Waitkus spent the year convalescing and his recovery was difficult, requiring several operations. He played major league baseball for a further six seasons, losing the World Series with the Phillies against the Yankees in 1950. But it was felt that his game never soared in the way it had done during that interrupted season and he was bothered by the physical effects of the shooting for the remainder of his life. And he never again crossed paths with his assailant after their brief and violent encounter in the Chicago hotel.
The incident would probably have faded from memory had it not been placed by Malamud in the opening scenes of his book and for the fact that it was a perfect case study into the more extreme realms of fandom and of the potential risks faced by people who are elevated to stardom. Three decades later, John Lennon would encounter a similarly deranged stranger with the most tragic result.
Elite sport has changed beyond recognition since Eddie Waitkus wore a Phillies uniform and access to contemporary stars is heavily vetted and controlled. Players move from gated houses to security-guarded players’ areas in stadiums to VIP rooms in restaurants and clubs and airports and holiday facilities: they exist, for the most part, in a parallel world to the hundreds of thousands of people who follow their every move and watch their facial expressions in the slow-motion replays and who are often thrilled and moved beyond rationality by watching their heroes run, shoot, hit, catch . . . all the childhood basics at which they preternaturally excel.
The monetary compensations are lavish, of course, but you only have to see any famous athlete or music star in a public place to gauge the intense scrutiny under which they exist through those lightning quick few years when they are the best at what they do. Sports stars have never been under as much scrutiny and observation and few sports excite as much debate as baseball. Although it is unlikely that many of today’s players were familiar with the Eddie Waitkus story, there is a good chance that they have all had fleeting worries about an encounter with a disturbed fan or, as Waitkus described his assailant, the “crazy honey with a gun”.

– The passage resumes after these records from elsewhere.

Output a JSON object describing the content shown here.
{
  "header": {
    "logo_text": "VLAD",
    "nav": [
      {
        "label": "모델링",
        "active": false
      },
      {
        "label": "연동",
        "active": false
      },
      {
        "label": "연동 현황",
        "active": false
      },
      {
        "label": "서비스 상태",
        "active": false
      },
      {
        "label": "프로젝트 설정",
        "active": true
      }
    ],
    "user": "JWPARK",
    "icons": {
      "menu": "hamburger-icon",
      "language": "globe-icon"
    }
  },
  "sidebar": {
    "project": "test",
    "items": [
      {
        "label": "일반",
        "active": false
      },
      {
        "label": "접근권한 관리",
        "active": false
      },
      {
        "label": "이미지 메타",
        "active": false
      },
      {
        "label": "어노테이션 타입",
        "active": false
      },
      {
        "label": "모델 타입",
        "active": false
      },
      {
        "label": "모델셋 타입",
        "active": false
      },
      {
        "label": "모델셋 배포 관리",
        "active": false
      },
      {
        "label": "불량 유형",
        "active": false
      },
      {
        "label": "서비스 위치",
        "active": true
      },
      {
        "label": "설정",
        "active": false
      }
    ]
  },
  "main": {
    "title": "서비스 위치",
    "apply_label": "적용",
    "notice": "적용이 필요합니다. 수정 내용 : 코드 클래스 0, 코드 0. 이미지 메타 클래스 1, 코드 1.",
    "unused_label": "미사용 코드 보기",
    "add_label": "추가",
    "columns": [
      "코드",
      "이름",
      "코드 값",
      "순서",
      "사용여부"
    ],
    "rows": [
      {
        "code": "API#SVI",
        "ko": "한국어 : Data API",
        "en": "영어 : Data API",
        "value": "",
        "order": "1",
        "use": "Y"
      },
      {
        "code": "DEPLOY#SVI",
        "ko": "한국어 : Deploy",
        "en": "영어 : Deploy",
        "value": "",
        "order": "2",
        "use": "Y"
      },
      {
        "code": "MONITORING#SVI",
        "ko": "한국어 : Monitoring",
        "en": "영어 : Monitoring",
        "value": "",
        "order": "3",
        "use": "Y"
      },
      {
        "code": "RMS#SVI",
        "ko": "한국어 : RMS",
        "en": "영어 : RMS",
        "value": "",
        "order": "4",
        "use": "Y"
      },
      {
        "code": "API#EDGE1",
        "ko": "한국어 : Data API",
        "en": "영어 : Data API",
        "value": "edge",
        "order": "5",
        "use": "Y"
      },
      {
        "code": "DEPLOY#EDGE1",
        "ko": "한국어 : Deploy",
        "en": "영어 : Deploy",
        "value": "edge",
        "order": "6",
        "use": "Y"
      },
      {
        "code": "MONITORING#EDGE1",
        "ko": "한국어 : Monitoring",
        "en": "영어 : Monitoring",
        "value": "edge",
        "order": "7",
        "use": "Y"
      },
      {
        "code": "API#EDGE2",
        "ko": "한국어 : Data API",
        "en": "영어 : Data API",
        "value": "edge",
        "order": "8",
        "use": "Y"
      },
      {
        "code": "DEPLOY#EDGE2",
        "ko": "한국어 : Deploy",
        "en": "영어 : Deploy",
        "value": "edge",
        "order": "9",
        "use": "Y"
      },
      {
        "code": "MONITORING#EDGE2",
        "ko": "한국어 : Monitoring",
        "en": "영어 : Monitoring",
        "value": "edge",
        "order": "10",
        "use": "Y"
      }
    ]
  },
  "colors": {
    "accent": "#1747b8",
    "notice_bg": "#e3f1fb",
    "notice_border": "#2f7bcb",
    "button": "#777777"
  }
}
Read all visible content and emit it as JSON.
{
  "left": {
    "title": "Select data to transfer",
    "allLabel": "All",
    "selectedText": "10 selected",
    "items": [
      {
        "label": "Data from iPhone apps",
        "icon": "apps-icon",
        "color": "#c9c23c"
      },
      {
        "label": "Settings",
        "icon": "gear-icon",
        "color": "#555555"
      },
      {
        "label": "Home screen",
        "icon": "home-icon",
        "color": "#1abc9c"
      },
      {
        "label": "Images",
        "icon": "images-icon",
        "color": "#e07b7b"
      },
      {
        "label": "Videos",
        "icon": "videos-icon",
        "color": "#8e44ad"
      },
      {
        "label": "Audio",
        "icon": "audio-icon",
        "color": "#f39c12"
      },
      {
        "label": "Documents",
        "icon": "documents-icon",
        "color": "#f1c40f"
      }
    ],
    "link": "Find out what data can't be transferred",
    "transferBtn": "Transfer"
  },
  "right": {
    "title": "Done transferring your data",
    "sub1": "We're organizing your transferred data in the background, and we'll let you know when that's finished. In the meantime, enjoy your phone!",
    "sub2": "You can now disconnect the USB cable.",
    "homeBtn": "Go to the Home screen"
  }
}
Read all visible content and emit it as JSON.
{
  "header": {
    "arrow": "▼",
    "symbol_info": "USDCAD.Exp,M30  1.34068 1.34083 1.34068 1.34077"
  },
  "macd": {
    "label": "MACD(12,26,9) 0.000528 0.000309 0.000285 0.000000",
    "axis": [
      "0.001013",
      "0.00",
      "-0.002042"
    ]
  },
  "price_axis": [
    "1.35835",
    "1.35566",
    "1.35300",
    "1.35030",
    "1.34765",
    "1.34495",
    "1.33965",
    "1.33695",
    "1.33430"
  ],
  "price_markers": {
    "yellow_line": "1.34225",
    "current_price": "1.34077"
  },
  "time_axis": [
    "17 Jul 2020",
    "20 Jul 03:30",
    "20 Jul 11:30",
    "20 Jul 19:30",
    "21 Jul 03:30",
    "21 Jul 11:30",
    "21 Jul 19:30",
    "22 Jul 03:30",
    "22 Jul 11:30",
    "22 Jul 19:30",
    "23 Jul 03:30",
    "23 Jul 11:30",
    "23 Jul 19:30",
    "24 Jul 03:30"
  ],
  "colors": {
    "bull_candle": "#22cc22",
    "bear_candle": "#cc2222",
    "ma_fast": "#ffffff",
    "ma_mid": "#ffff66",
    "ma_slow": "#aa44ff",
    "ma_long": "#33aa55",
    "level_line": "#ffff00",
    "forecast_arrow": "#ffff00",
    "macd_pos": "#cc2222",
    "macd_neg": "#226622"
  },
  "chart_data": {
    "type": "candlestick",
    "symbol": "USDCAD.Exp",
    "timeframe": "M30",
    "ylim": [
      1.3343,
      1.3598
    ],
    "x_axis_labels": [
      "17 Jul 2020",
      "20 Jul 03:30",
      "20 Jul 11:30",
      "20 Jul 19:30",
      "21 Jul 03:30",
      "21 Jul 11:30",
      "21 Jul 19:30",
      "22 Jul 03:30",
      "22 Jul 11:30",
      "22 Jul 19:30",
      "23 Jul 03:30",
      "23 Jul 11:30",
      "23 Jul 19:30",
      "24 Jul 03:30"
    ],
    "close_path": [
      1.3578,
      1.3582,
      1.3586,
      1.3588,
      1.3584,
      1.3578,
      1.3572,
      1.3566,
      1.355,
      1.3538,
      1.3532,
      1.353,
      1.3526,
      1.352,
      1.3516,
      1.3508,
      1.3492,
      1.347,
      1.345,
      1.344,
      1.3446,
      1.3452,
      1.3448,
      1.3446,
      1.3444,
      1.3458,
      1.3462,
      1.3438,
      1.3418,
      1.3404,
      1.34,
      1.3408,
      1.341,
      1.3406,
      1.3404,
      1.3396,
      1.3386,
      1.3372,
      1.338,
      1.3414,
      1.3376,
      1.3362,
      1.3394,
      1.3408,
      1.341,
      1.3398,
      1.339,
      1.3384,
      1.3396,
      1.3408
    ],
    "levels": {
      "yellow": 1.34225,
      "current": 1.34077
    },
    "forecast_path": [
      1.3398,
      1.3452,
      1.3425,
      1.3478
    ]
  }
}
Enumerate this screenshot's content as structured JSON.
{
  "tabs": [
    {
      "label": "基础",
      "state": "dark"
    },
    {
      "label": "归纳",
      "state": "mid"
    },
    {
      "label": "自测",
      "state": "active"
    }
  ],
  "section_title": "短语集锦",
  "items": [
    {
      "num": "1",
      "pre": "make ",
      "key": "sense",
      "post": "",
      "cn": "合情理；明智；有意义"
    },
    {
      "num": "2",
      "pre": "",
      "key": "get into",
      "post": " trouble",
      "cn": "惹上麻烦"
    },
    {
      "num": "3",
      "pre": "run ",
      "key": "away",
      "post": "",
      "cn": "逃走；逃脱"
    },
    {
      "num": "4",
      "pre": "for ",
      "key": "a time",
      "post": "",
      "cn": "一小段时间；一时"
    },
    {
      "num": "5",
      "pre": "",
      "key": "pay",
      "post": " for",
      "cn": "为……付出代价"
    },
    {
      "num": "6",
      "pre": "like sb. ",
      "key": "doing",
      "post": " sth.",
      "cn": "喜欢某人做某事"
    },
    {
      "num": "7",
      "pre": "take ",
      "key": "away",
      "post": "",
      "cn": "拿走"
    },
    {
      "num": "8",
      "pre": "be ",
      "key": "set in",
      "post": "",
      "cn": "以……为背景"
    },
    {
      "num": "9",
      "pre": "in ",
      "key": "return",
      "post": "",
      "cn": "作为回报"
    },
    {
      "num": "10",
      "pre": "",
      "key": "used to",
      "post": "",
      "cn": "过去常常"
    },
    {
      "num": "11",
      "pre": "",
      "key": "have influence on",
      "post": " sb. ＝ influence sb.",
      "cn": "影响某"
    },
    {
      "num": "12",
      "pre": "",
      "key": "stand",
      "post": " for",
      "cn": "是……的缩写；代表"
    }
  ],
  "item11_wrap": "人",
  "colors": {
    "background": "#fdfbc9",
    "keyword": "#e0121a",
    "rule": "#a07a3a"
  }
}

After her brief dance with infamy, Ruth Ann Steinhagen disappeared into regular life in Chicago and lived until late last year. It took a full three months before the Chicago Tribune reported her death and they had only discovered it by chance when researching another case.
The Tribune published an obituary and last week the New York Times followed suit, complete with photographs of the trial, which looks like a still from To Kill A Mockingbird , and a portrait of Eddie Waitkus wearing a Cubs uniform, his cap tilted and his gaze straight-on.